Autor Jacek Marek Krawczyk

Kraków 2021.06.11

Monday 7 June 2021

Umierając za życia

 

Cóż eś zrobił pytam się siebie

Jak do tego mogło dojść,

Że świat widzę już w kolorach

Ciemnych jakbym umarł.


Nie!
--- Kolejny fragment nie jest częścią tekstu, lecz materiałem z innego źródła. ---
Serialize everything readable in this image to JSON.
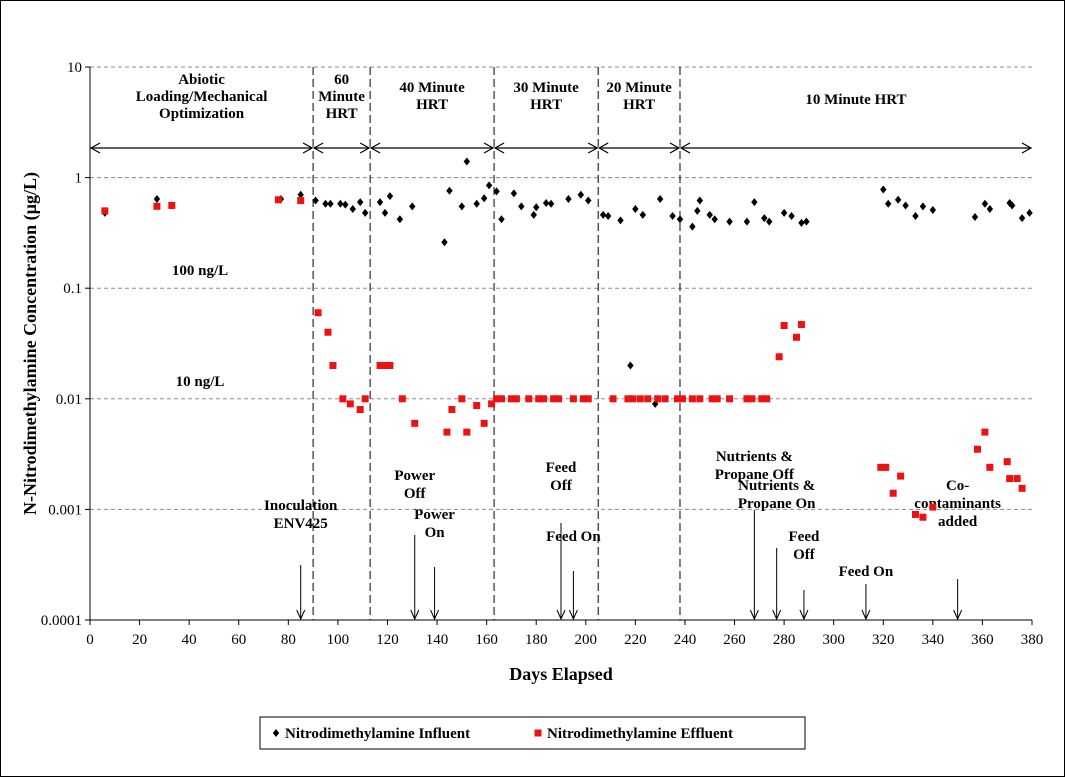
{
  "chart_data": {
    "type": "scatter",
    "xlabel": "Days Elapsed",
    "ylabel": "N-Nitrodimethylamine Concentration (µg/L)",
    "xlim": [
      0,
      380
    ],
    "ylim": [
      0.0001,
      10
    ],
    "yscale": "log",
    "xticks": [
      0,
      20,
      40,
      60,
      80,
      100,
      120,
      140,
      160,
      180,
      200,
      220,
      240,
      260,
      280,
      300,
      320,
      340,
      360,
      380
    ],
    "yticks": [
      {
        "value": 10,
        "label": "10"
      },
      {
        "value": 1,
        "label": "1"
      },
      {
        "value": 0.1,
        "label": "0.1"
      },
      {
        "value": 0.01,
        "label": "0.01"
      },
      {
        "value": 0.001,
        "label": "0.001"
      },
      {
        "value": 0.0001,
        "label": "0.0001"
      }
    ],
    "grid": "horizontal dashed",
    "legend_position": "bottom",
    "series": [
      {
        "name": "Nitrodimethylamine Influent",
        "marker": "diamond",
        "color": "#000000",
        "points": [
          [
            6,
            0.48
          ],
          [
            27,
            0.64
          ],
          [
            33,
            0.56
          ],
          [
            77,
            0.64
          ],
          [
            85,
            0.7
          ],
          [
            91,
            0.62
          ],
          [
            95,
            0.58
          ],
          [
            97,
            0.58
          ],
          [
            101,
            0.58
          ],
          [
            103,
            0.57
          ],
          [
            106,
            0.52
          ],
          [
            109,
            0.6
          ],
          [
            111,
            0.48
          ],
          [
            117,
            0.6
          ],
          [
            119,
            0.48
          ],
          [
            121,
            0.68
          ],
          [
            125,
            0.42
          ],
          [
            130,
            0.55
          ],
          [
            143,
            0.26
          ],
          [
            145,
            0.76
          ],
          [
            150,
            0.55
          ],
          [
            152,
            1.4
          ],
          [
            156,
            0.58
          ],
          [
            159,
            0.65
          ],
          [
            161,
            0.85
          ],
          [
            164,
            0.75
          ],
          [
            166,
            0.42
          ],
          [
            171,
            0.72
          ],
          [
            174,
            0.55
          ],
          [
            179,
            0.46
          ],
          [
            180,
            0.54
          ],
          [
            184,
            0.59
          ],
          [
            186,
            0.58
          ],
          [
            193,
            0.64
          ],
          [
            198,
            0.7
          ],
          [
            201,
            0.62
          ],
          [
            207,
            0.46
          ],
          [
            209,
            0.45
          ],
          [
            214,
            0.41
          ],
          [
            218,
            0.02
          ],
          [
            220,
            0.52
          ],
          [
            223,
            0.46
          ],
          [
            228,
            0.009
          ],
          [
            230,
            0.64
          ],
          [
            235,
            0.45
          ],
          [
            238,
            0.42
          ],
          [
            243,
            0.36
          ],
          [
            245,
            0.5
          ],
          [
            246,
            0.62
          ],
          [
            250,
            0.46
          ],
          [
            252,
            0.42
          ],
          [
            258,
            0.4
          ],
          [
            265,
            0.4
          ],
          [
            268,
            0.6
          ],
          [
            272,
            0.43
          ],
          [
            274,
            0.4
          ],
          [
            280,
            0.48
          ],
          [
            283,
            0.45
          ],
          [
            287,
            0.39
          ],
          [
            289,
            0.4
          ],
          [
            320,
            0.78
          ],
          [
            322,
            0.58
          ],
          [
            326,
            0.63
          ],
          [
            329,
            0.56
          ],
          [
            333,
            0.45
          ],
          [
            336,
            0.55
          ],
          [
            340,
            0.51
          ],
          [
            357,
            0.44
          ],
          [
            361,
            0.58
          ],
          [
            363,
            0.52
          ],
          [
            371,
            0.59
          ],
          [
            372,
            0.56
          ],
          [
            376,
            0.43
          ],
          [
            379,
            0.48
          ]
        ]
      },
      {
        "name": "Nitrodimethylamine Effluent",
        "marker": "square",
        "color": "#ee1111",
        "points": [
          [
            6,
            0.5
          ],
          [
            27,
            0.55
          ],
          [
            33,
            0.56
          ],
          [
            76,
            0.63
          ],
          [
            85,
            0.62
          ],
          [
            92,
            0.06
          ],
          [
            96,
            0.04
          ],
          [
            98,
            0.02
          ],
          [
            102,
            0.01
          ],
          [
            105,
            0.009
          ],
          [
            109,
            0.008
          ],
          [
            111,
            0.01
          ],
          [
            117,
            0.02
          ],
          [
            119,
            0.02
          ],
          [
            121,
            0.02
          ],
          [
            126,
            0.01
          ],
          [
            131,
            0.006
          ],
          [
            144,
            0.005
          ],
          [
            146,
            0.008
          ],
          [
            150,
            0.01
          ],
          [
            152,
            0.005
          ],
          [
            156,
            0.0087
          ],
          [
            159,
            0.006
          ],
          [
            162,
            0.009
          ],
          [
            164,
            0.01
          ],
          [
            166,
            0.01
          ],
          [
            170,
            0.01
          ],
          [
            172,
            0.01
          ],
          [
            177,
            0.01
          ],
          [
            181,
            0.01
          ],
          [
            183,
            0.01
          ],
          [
            187,
            0.01
          ],
          [
            189,
            0.01
          ],
          [
            195,
            0.01
          ],
          [
            199,
            0.01
          ],
          [
            201,
            0.01
          ],
          [
            211,
            0.01
          ],
          [
            217,
            0.01
          ],
          [
            219,
            0.01
          ],
          [
            222,
            0.01
          ],
          [
            225,
            0.01
          ],
          [
            229,
            0.01
          ],
          [
            232,
            0.01
          ],
          [
            237,
            0.01
          ],
          [
            239,
            0.01
          ],
          [
            243,
            0.01
          ],
          [
            246,
            0.01
          ],
          [
            251,
            0.01
          ],
          [
            253,
            0.01
          ],
          [
            258,
            0.01
          ],
          [
            265,
            0.01
          ],
          [
            267,
            0.01
          ],
          [
            271,
            0.01
          ],
          [
            273,
            0.01
          ],
          [
            278,
            0.024
          ],
          [
            280,
            0.046
          ],
          [
            285,
            0.036
          ],
          [
            287,
            0.047
          ],
          [
            319,
            0.0024
          ],
          [
            321,
            0.0024
          ],
          [
            324,
            0.0014
          ],
          [
            327,
            0.002
          ],
          [
            333,
            0.0009
          ],
          [
            336,
            0.00085
          ],
          [
            340,
            0.00105
          ],
          [
            358,
            0.0035
          ],
          [
            361,
            0.005
          ],
          [
            363,
            0.0024
          ],
          [
            370,
            0.0027
          ],
          [
            371,
            0.0019
          ],
          [
            374,
            0.0019
          ],
          [
            376,
            0.00155
          ]
        ]
      }
    ],
    "phases": [
      {
        "label": "Abiotic Loading/Mechanical Optimization",
        "start": 0,
        "end": 90,
        "lines": [
          "Abiotic",
          "Loading/Mechanical",
          "Optimization"
        ]
      },
      {
        "label": "60 Minute HRT",
        "start": 90,
        "end": 113,
        "lines": [
          "60",
          "Minute",
          "HRT"
        ]
      },
      {
        "label": "40 Minute HRT",
        "start": 113,
        "end": 163,
        "lines": [
          "40 Minute",
          "HRT"
        ]
      },
      {
        "label": "30 Minute HRT",
        "start": 163,
        "end": 205,
        "lines": [
          "30 Minute",
          "HRT"
        ]
      },
      {
        "label": "20 Minute HRT",
        "start": 205,
        "end": 238,
        "lines": [
          "20 Minute",
          "HRT"
        ]
      },
      {
        "label": "10 Minute HRT",
        "start": 238,
        "end": 380,
        "lines": [
          "10 Minute HRT"
        ]
      }
    ],
    "reference_labels": [
      {
        "text": "100 ng/L",
        "value": 0.1
      },
      {
        "text": "10 ng/L",
        "value": 0.01
      }
    ],
    "events": [
      {
        "day": 85,
        "lines": [
          "Inoculation",
          "ENV425"
        ]
      },
      {
        "day": 131,
        "lines": [
          "Power",
          "Off"
        ]
      },
      {
        "day": 139,
        "lines": [
          "Power",
          "On"
        ]
      },
      {
        "day": 190,
        "lines": [
          "Feed",
          "Off"
        ]
      },
      {
        "day": 195,
        "lines": [
          "Feed On"
        ]
      },
      {
        "day": 268,
        "lines": [
          "Nutrients &",
          "Propane Off"
        ]
      },
      {
        "day": 277,
        "lines": [
          "Nutrients &",
          "Propane On"
        ]
      },
      {
        "day": 288,
        "lines": [
          "Feed",
          "Off"
        ]
      },
      {
        "day": 313,
        "lines": [
          "Feed On"
        ]
      },
      {
        "day": 350,
        "lines": [
          "Co-",
          "contaminants",
          "added"
        ]
      }
    ]
  }
}
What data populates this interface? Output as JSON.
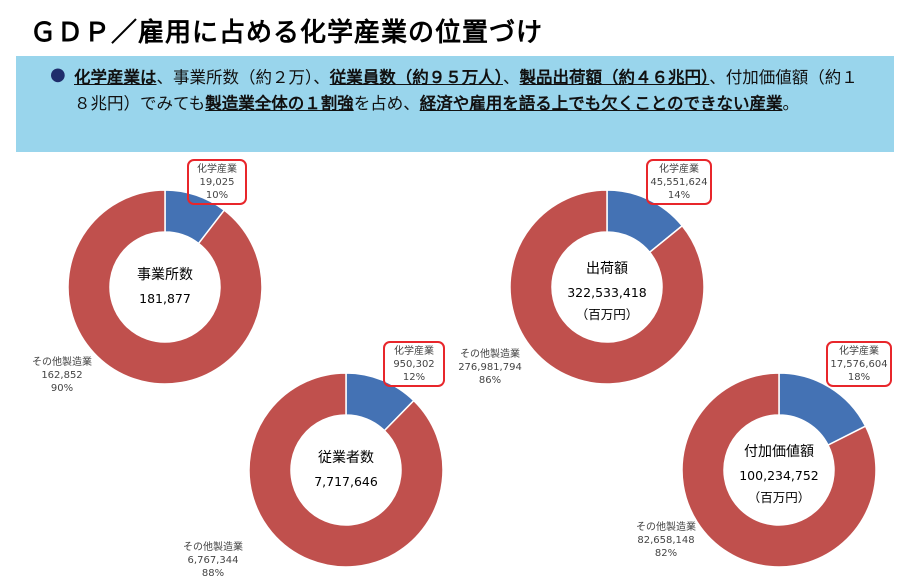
{
  "title": "ＧＤＰ／雇用に占める化学産業の位置づけ",
  "banner": {
    "bullet": "●",
    "segments": [
      {
        "text": "化学産業は",
        "style": "u"
      },
      {
        "text": "、事業所数（約２万）、",
        "style": "n"
      },
      {
        "text": "従業員数（約９５万人）",
        "style": "u"
      },
      {
        "text": "、",
        "style": "n"
      },
      {
        "text": "製品出荷額（約４６兆円）",
        "style": "u"
      },
      {
        "text": "、付加価値額（約１８兆円）でみても",
        "style": "n"
      },
      {
        "text": "製造業全体の１割強",
        "style": "u"
      },
      {
        "text": "を占め、",
        "style": "n"
      },
      {
        "text": "経済や雇用を語る上でも欠くことのできない産業",
        "style": "u"
      },
      {
        "text": "。",
        "style": "n"
      }
    ]
  },
  "colors": {
    "chemical": "#4472b4",
    "other": "#c0504d",
    "highlight": "#e8262b"
  },
  "chart_data": [
    {
      "type": "pie",
      "center_label": "事業所数",
      "total": "181,877",
      "unit": "",
      "categories": [
        "化学産業",
        "その他製造業"
      ],
      "values": [
        19025,
        162852
      ],
      "value_labels": [
        "19,025",
        "162,852"
      ],
      "percents": [
        "10%",
        "90%"
      ]
    },
    {
      "type": "pie",
      "center_label": "従業者数",
      "total": "7,717,646",
      "unit": "",
      "categories": [
        "化学産業",
        "その他製造業"
      ],
      "values": [
        950302,
        6767344
      ],
      "value_labels": [
        "950,302",
        "6,767,344"
      ],
      "percents": [
        "12%",
        "88%"
      ]
    },
    {
      "type": "pie",
      "center_label": "出荷額",
      "total": "322,533,418",
      "unit": "（百万円）",
      "categories": [
        "化学産業",
        "その他製造業"
      ],
      "values": [
        45551624,
        276981794
      ],
      "value_labels": [
        "45,551,624",
        "276,981,794"
      ],
      "percents": [
        "14%",
        "86%"
      ]
    },
    {
      "type": "pie",
      "center_label": "付加価値額",
      "total": "100,234,752",
      "unit": "（百万円）",
      "categories": [
        "化学産業",
        "その他製造業"
      ],
      "values": [
        17576604,
        82658148
      ],
      "value_labels": [
        "17,576,604",
        "82,658,148"
      ],
      "percents": [
        "18%",
        "82%"
      ]
    }
  ]
}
Może za rok może za dwa

Samu już nie wiem kiedy

Odejdę w ten świat tam gdzie

Nie ma mnie, a będę

Odpoczywał od trudu tu na ziemi.


Umierając za życia, a jednak

Mieć nadzieję, że coś się zmieni

To tak jakbym gwoździe wbijał

Do trumny, którą sam sobie

Kupiłem na zamówienie.


Teraz już wiem, że nie pora

Bać się śmierci wiecznego żywota

Bo już nie chcę czekać,

Lecz umrzeć kiedy będę wiedział,

Że przyszedł czas na mnie umrzeć.


Autor Jacek Marek Krawczyk

Kraków 2021.06.07

Friday 4 June 2021

Wyciskam nie chwaląc się

 

Może tak będzie

Może tak nie będzie

A jednak zostawię rower

W tym kącie mojego pokoju.


Starzeję się z czasem

A rowery coraz młodsze

Przerzutka, światełko i siodełko

I to co najbardziej lubię

To hamulec z przodu i z tyłu.


Ja wiem parę trzeba mieć

Wyciskam nie chwaląc się

Pół tony a może trochę mniej

Nogami naciskając na pedał.


Teraz myślę czy nie za późno

Jechać rowerem w moim wieku,

A jednak zdecydowałem się,

Lecz gdy przyjdzie pod górę

Będę rower prowadził

Bo wiem, że ryzyko jest

Wyciskając pedał pod górę.


Autor Jacek Marek Krawczyk

Kraków 2021.06.04

Wednesday 2 June 2021

Ale gdy powiem Ja mogę

 

Móc to siła gdy mówię mogę

Tak chciałbym dotrzymać,

Że potrafię wytrzymać

Gdy mówię móc to mogę.


Obietnica gdy mówię Ja mogę

I chcę to zrobić dla siebie

By móc powiedzieć,

Że potrafię dotrzymać to co powiem.


Ale gdy powiem Ja mogę

Do osób, które są wokół mnie

To przecież każdy to wie,

Że dotrzymam słowa

Tak jak mówiąc mogę dla siebie.


Autor Jacek Marek Krawczyk

Kraków 2021.06.02

Tuesday 1 June 2021

Kamienny sen

 

Cóż dałby człowiek ten który nie wie o tym co można

zrobić by móc powiedzieć; Sen jest jak wiara

która mnie trzyma po przebudzeniu się, że można

uwierzyć że jeszcze będę żyć gdy zapadnę w ten

kamienny sen i się obudzę w świecie którym będę żyć.